At the time she told this newspaper that the move was necessary as there was simply not enough opportunities for female drivers in the UK. And boy has the transatlantic switch paid off.
It’s a lifestyle that includes autograph sessions, photoshoots, television appearances and travel – not that there are things she doesn’t miss about Blightly mind.
“Unfortunately, I don’t get to come back to England that much,” said the former St Felix School pupil, who grew up near Leiston and lived in Ipswich for a spell.
“I should crack plenty of jokes at this point about not missing the weather much, but I do miss my family.
“There are definitely moments when I wish my schedule would allow me to come back more often.
“Something less sentimental that I also miss is a proper British pub! I might be making rude assertions about the weather in general back home, but the winters here are bitterly cold and in that weather I miss a good local pub with a roaring fire and a roast lunch.”
The big question is, does she tell Americans that she is from Suffolk or is it just easier to say London?
“This is a great question,” she laughs. “You know I was born in London and so sometimes people just assume that’s where I’m from anyway.

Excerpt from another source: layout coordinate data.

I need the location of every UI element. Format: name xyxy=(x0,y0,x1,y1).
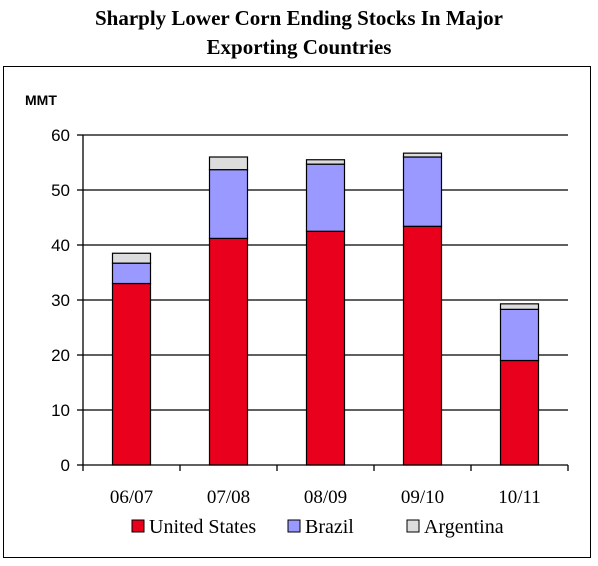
bar-segment-brazil xyxy=(305,163,346,232)
legend-swatch xyxy=(131,519,145,533)
y-tick-label: 30 xyxy=(51,291,70,310)
bar-segment-argentina xyxy=(111,252,152,264)
legend: United States Brazil Argentina xyxy=(131,516,504,538)
axes xyxy=(77,134,569,471)
chart-frame: MMT 0 10 20 30 40 50 60 06/07 07/08 08/09 09/10 10… xyxy=(3,66,591,558)
bars xyxy=(111,152,540,466)
x-tick-label: 09/10 xyxy=(401,487,444,508)
x-tick-label: 07/08 xyxy=(207,487,250,508)
bar-segment-brazil xyxy=(208,169,249,240)
bar-segment-united-states xyxy=(499,359,540,466)
y-tick-label: 20 xyxy=(51,346,70,365)
y-tick-label: 0 xyxy=(61,456,70,475)
y-tick-label: 40 xyxy=(51,236,70,255)
chart-title: Sharply Lower Corn Ending Stocks In Majo… xyxy=(0,4,598,62)
bar-segment-argentina xyxy=(305,159,346,165)
stacked-bar-chart: MMT 0 10 20 30 40 50 60 06/07 07/08 08/09 09/10 10… xyxy=(25,92,569,538)
legend-label: Argentina xyxy=(424,516,504,538)
legend-label: Brazil xyxy=(305,516,354,538)
y-tick-label: 50 xyxy=(51,181,70,200)
chart-title-line-1: Sharply Lower Corn Ending Stocks In Majo… xyxy=(94,6,503,30)
bar-segment-united-states xyxy=(305,230,346,466)
bar-segment-united-states xyxy=(402,225,443,466)
bar-segment-brazil xyxy=(402,156,443,227)
bar-segment-united-states xyxy=(208,237,249,466)
y-tick-labels: 0 10 20 30 40 50 60 xyxy=(51,126,70,475)
bar-segment-argentina xyxy=(402,152,443,158)
x-tick-label: 10/11 xyxy=(498,487,541,508)
bar-segment-brazil xyxy=(111,262,152,285)
bar-segment-argentina xyxy=(208,156,249,171)
bar-segment-argentina xyxy=(499,303,540,310)
y-axis-unit-label: MMT xyxy=(25,92,57,108)
legend-label: United States xyxy=(149,516,256,538)
bar-segment-brazil xyxy=(499,308,540,362)
x-tick-label: 08/09 xyxy=(304,487,347,508)
bar-segment-united-states xyxy=(111,282,152,466)
legend-swatch xyxy=(287,519,301,533)
y-tick-label: 60 xyxy=(51,126,70,145)
legend-swatch xyxy=(406,519,420,533)
y-tick-label: 10 xyxy=(51,401,70,420)
x-tick-label: 06/07 xyxy=(110,487,153,508)
chart-title-line-2: Exporting Countries xyxy=(206,35,392,59)
x-tick-labels: 06/07 07/08 08/09 09/10 10/11 xyxy=(110,487,541,508)
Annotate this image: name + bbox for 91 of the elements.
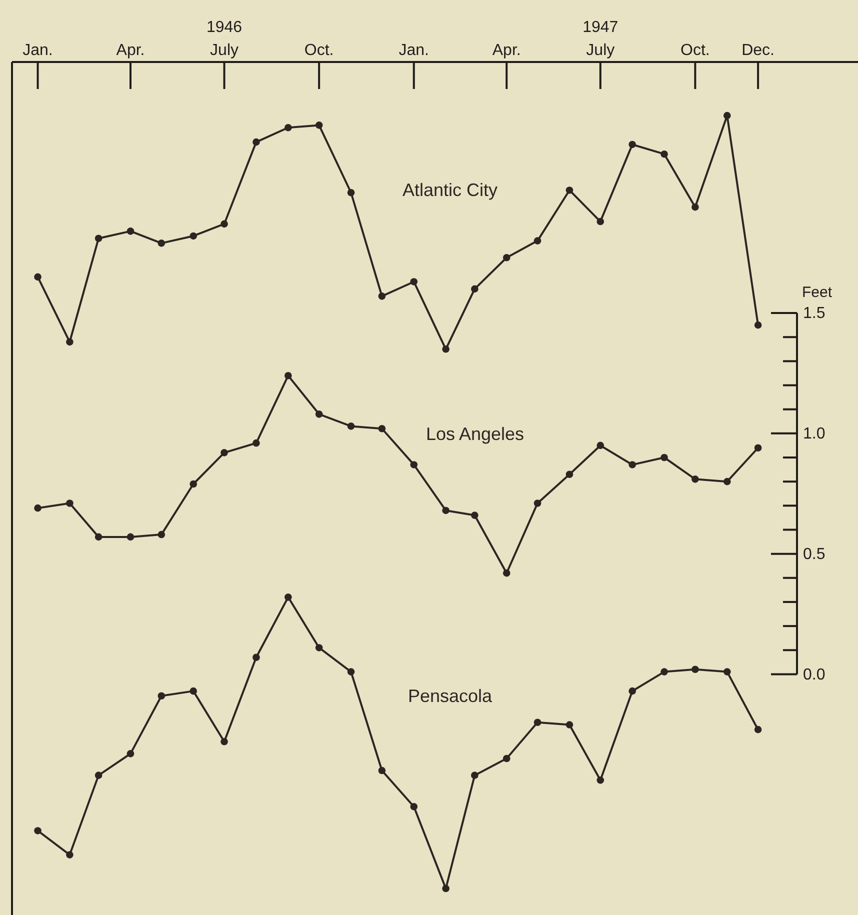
point [34, 504, 42, 512]
point [410, 461, 418, 468]
point [723, 668, 731, 676]
point [502, 754, 510, 762]
point [66, 851, 74, 858]
point [628, 461, 636, 468]
point [723, 478, 731, 486]
point [566, 721, 574, 728]
point [252, 654, 260, 662]
point [660, 150, 668, 158]
point [158, 240, 166, 247]
point [628, 140, 636, 148]
point [158, 692, 166, 700]
point [502, 254, 510, 262]
point [723, 112, 731, 120]
point [94, 772, 102, 779]
point [471, 285, 478, 293]
point [660, 454, 668, 462]
y-tick-label: 0.0 [803, 666, 826, 684]
point [126, 750, 134, 758]
point [471, 512, 478, 519]
point [347, 668, 355, 676]
point [754, 321, 762, 329]
point [410, 278, 418, 286]
x-tick-label: Oct. [680, 42, 710, 59]
point [347, 422, 355, 430]
point [534, 500, 542, 507]
point [628, 687, 636, 695]
point [190, 480, 198, 488]
point [378, 292, 386, 300]
point [158, 530, 166, 538]
point [315, 410, 323, 418]
x-tick-label: Apr. [492, 42, 521, 59]
point [126, 533, 134, 541]
text: Atlantic City [402, 180, 498, 200]
point [252, 439, 260, 447]
x-tick-label: July [210, 42, 238, 59]
point [754, 444, 762, 452]
x2-tick-label: 1947 [582, 19, 618, 36]
point [566, 186, 574, 194]
point [126, 228, 134, 235]
text: Pensacola [408, 686, 494, 706]
point [347, 188, 355, 196]
point [315, 644, 323, 652]
x-tick-label: Apr. [116, 42, 145, 59]
point [534, 237, 542, 244]
point [220, 220, 228, 228]
point [190, 232, 198, 240]
point [252, 138, 260, 146]
point [660, 668, 668, 676]
point [596, 442, 604, 450]
point [442, 506, 450, 514]
point [754, 726, 762, 734]
point [692, 203, 699, 211]
point [442, 884, 450, 892]
point [442, 345, 450, 353]
point [220, 449, 228, 456]
point [94, 234, 102, 242]
y-axis-title: Feet [802, 284, 833, 302]
point [566, 470, 574, 478]
y-tick-label: 1.0 [803, 426, 826, 443]
point [596, 776, 604, 784]
point [692, 476, 699, 483]
x-tick-label: Dec. [742, 42, 774, 59]
point [534, 718, 542, 726]
x-tick-label: Jan. [22, 42, 53, 59]
point [190, 687, 198, 695]
point [220, 738, 228, 746]
point [284, 372, 292, 380]
point [378, 424, 386, 432]
point [66, 500, 74, 507]
point [692, 666, 699, 674]
series-label: Los Angeles [426, 424, 524, 444]
point [410, 802, 418, 810]
point [502, 569, 510, 577]
point [284, 594, 292, 601]
point [34, 273, 42, 281]
point [284, 124, 292, 132]
point [94, 533, 102, 541]
y-tick-label: 1.5 [803, 305, 826, 322]
point [66, 338, 74, 346]
point [378, 766, 386, 774]
x-tick-label: Jan. [398, 42, 429, 59]
x2-tick-label: 1946 [206, 19, 242, 36]
point [34, 827, 42, 834]
y-tick-label: 0.5 [803, 546, 826, 563]
point [315, 122, 323, 129]
point [596, 218, 604, 226]
point [471, 772, 478, 779]
x-tick-label: July [586, 42, 615, 59]
x-tick-label: Oct. [304, 42, 334, 59]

“Whenever I tell people I’m from Ipswich they always ask me where the nearest big town is and then I have to explain to them that Ipswich is a large town and is actually the major city in Suffolk.
“Normally this follows with people asking me where it’s near again at which point admittedly I do normally give in and just say it’s an hour outside London!”
Mann has certainly come a long way since she caught the racing bug at a childrens’ party at a karting track. The journey has not always been a smooth one though. Far from it.
In 2010, she became the first woman to qualify for pole in the history of the Indianapolis Motor Speedway when racing in the Indy Lights series (the feeder series to IndyCar).
In 2011, she became only the eighth woman ever to qualify for the Indy500 – moving through the field to finish an impressive 20th-place as a rookie driver.
She was rushed to hospital after that race due to severe dehydration suffered after the mechanism controlling her drinks bottle had failed. Such was the cramp that her hands had to be physically prised away from the steering wheel after the gruelling 500-mile race.
Soon after that she fractured her back in a crash at a race in New Hampshire. Then came a reminder – if a reminder was needed – of just how dangerous racing at average speeds of 200mph can be.
On October 16, 2011, Mann was involved in the 15-car crash which claimed the life of former Indy 500 champion – and fellow Brit – Dan Wheldon. Mann herself suffered serious burns to her little finger and spent a year out of the sport as a result.
“We borrowed nerves, we harvested a tendon, borrowed skin and blood vessels and they put it back together again. It works just fine on the wheel of a racing car,” she said.
Mann prefers not to talk about that tragic day out of respect for Wheldon’s family, but her Dayle Coyne Racing has been named ‘DW12’ in the latter’s honour.
The comeback has been a frustrating one, with the outings at Indy and Texas cut short due to a brush with the wall and engine failure respectively.
Just to be back in IndyCar following a year out is an feat in itself though. And with mental strength, ambition and likeability factor in abundance, there is every chance that she could be a household name Stateside sometime soon.
“The journey to make this a race I can return to every year is still very much a work in progress,” said Mann, who describes herself as a ‘girly girl who loves shopping’.
“I was a pole sitter at this track in Indy Lights and one day, with a good budget and a good team behind me, that’s a feat I aim to repeat in an Indy Car.
“Sure, everyone dreams about winning Indy, as do I, but you have to walk before you can run. And in IndyCar right now I am still walking.”